The Boss Of It All | Screen | Pittsburgh | Pittsburgh City Paper

The Boss Of It All

The Boss Of It All
Who's the boss? Albinus and Gantzler shift the blame.

Lars von Trier has a rich history of enigmatic works that aren't exactly pick-me-ups: 2005's Manderlay, before that Dogville, and in 2000, the musical that made Björk swear off acting, Dancer in the Dark. He's also one of the founders of the Dogma 95 movement, which requires conformity to a strict set of limiting rules in the making of a qualifying film; in a way, the strictures are to film what haiku is to poetry. Beyond that, von Trier clearly tends toward the obscure, the surreal, and in many cases, the macabre.

So when the Danish filmmaker chose to make an office comedy, he felt fit to insert disclaimers. He punctuates The Boss Of It All with appearances to address the viewer directly, somewhat like a Greek chorus role. As the film begins, we see the reflection of von Trier in the windows of a large building, behind the camera, rising on a crane. "Though you see my reflection, this film won't be worth a moment's reflection," he advises. "It's a comedy, and harmless as such." And it is, but it's a von Trier comedy, and can't help but come to fixate eventually on the psychological.

The film follows Kristoffer (Jens Albinus), an actor obsessed with playing his part right, as he takes on a rather non-traditional role. Ravn (Peter Gantzler), founder of a Danish IT company, has hired him to play "the boss of it all," a fictional company president he has created as a foil for himself, an imaginary managerial bad cop to his good. It begins innocuously: Kristoffer must appear and say a few lines to prove his existence, then sign a power of attorney allowing Ravn to negotiate for him.

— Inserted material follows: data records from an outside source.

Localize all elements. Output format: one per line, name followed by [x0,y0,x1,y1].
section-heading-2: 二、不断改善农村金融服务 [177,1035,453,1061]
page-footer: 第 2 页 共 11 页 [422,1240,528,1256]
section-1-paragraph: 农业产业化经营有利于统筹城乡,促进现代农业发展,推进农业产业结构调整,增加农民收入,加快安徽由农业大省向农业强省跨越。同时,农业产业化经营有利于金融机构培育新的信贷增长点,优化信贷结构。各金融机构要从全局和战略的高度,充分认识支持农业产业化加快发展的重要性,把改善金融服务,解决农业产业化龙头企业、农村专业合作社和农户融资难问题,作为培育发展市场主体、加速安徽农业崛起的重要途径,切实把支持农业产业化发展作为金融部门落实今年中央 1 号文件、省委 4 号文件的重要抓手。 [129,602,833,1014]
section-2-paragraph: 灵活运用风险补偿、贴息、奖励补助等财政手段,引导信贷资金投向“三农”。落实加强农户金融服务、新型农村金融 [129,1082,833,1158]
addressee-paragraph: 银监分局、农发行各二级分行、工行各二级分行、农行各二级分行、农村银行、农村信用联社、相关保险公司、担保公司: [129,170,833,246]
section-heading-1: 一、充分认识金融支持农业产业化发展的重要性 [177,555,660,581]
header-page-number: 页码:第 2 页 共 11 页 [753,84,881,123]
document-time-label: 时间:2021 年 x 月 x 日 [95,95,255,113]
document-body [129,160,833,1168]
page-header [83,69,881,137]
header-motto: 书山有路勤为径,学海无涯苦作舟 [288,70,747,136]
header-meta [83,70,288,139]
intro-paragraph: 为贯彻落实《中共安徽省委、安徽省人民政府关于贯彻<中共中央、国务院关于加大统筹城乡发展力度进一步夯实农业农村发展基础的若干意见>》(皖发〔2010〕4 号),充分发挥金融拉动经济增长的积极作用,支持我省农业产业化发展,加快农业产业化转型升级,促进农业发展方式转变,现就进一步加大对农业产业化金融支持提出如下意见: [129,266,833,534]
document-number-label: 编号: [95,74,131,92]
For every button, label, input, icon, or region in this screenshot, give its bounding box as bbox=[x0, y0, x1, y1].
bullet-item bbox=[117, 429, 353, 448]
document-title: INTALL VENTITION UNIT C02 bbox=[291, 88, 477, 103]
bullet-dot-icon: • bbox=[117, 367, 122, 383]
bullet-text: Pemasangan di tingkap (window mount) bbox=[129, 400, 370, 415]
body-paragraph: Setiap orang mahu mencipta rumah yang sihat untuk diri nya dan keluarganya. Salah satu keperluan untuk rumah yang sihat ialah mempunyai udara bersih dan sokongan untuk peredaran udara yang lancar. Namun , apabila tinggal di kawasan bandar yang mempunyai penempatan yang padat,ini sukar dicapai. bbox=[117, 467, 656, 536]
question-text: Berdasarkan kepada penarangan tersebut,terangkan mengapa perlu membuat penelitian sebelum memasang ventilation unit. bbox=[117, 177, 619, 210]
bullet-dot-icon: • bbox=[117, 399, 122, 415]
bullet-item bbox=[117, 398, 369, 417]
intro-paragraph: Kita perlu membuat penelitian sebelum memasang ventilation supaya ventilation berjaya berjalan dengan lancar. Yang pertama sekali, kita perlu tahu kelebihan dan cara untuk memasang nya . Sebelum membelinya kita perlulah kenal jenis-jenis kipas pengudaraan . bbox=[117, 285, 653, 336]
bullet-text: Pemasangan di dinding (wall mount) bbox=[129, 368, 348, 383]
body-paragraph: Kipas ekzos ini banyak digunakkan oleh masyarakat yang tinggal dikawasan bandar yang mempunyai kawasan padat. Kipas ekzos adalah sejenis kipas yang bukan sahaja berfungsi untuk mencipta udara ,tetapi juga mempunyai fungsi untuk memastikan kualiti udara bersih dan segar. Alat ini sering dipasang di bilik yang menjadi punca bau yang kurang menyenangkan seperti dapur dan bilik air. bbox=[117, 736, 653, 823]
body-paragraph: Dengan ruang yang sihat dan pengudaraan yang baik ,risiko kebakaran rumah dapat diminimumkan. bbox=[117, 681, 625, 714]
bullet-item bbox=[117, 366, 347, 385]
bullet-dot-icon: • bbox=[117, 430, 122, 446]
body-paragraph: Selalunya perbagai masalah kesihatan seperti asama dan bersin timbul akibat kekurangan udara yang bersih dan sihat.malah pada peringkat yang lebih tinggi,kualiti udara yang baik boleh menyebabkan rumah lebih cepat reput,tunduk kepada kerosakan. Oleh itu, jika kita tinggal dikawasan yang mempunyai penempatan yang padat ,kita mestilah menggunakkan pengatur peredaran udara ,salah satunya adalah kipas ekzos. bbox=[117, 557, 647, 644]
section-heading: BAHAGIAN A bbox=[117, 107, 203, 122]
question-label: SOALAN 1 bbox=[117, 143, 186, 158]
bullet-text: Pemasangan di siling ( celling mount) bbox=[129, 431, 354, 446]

Ravn can then sell the company to Finnur (longtime von Trier collaborator Fridrik Thor Fridriksson), the boisterous Icelandic businessman who is looking to snap it up.

Things become more complicated when the Icelander refuses to deal with Ravn and insists on negotiating with the president directly; Kristoffer must expand his role, and stay on to sign the papers. It quickly becomes clear that through "the boss of it all" ruse, Ravn has woven a web of lies around his employees that Kristoffer as an actor can't possibly live up to; the farce begins.

Filmed in what von Trier has labeled "Automavision," a semi-automated process that he invented which combines the vision of the filmmaker with computerized panning and zooming, the film is at times herky-jerky, calling to mind a poorly edited documentary. In many scenes, however, the bizarre apparent lapses in time complement the surrealistic settings that von Trier alternates throughout with the banal.

While the self-referential moments are ambiguously either self-reverent or self-deprecating (a character proclaims that "[l]ife is a Dogma film. It's hard to hear, but the words are important," and it's unclear whether that's a joke or a religious tenet on the director's part), ultimately the film provokes a good laugh at the expense of playacting, of both the theatrical and everyday varieties.

It is of course the character studies -- as in most office comedies, and office life in general -- that provide the most over-the-top anecdotal humor. A series of sketches develop the characters and their neuroses, as revealed through their relationships (cultivated by Ravn) with the boss of it all. At points, a Ricky Gervais cameo feels imminent.

It's clear from some of his plot twists that von Trier deliberately took pains to privilege humor over the heavier issues at hand, but as the story develops, the plight of Kristoffer as the conflicted individual faced with the irrevocable absurdity of his situation adds a depth that sets the film apart from much of contemporary office comedy. Perhaps against von Trier's own intention, one finds oneself pondering real -- if hilariously portrayed -- ethical dilemmas before the end of The Boss Of It All. In Danish, with subtitles.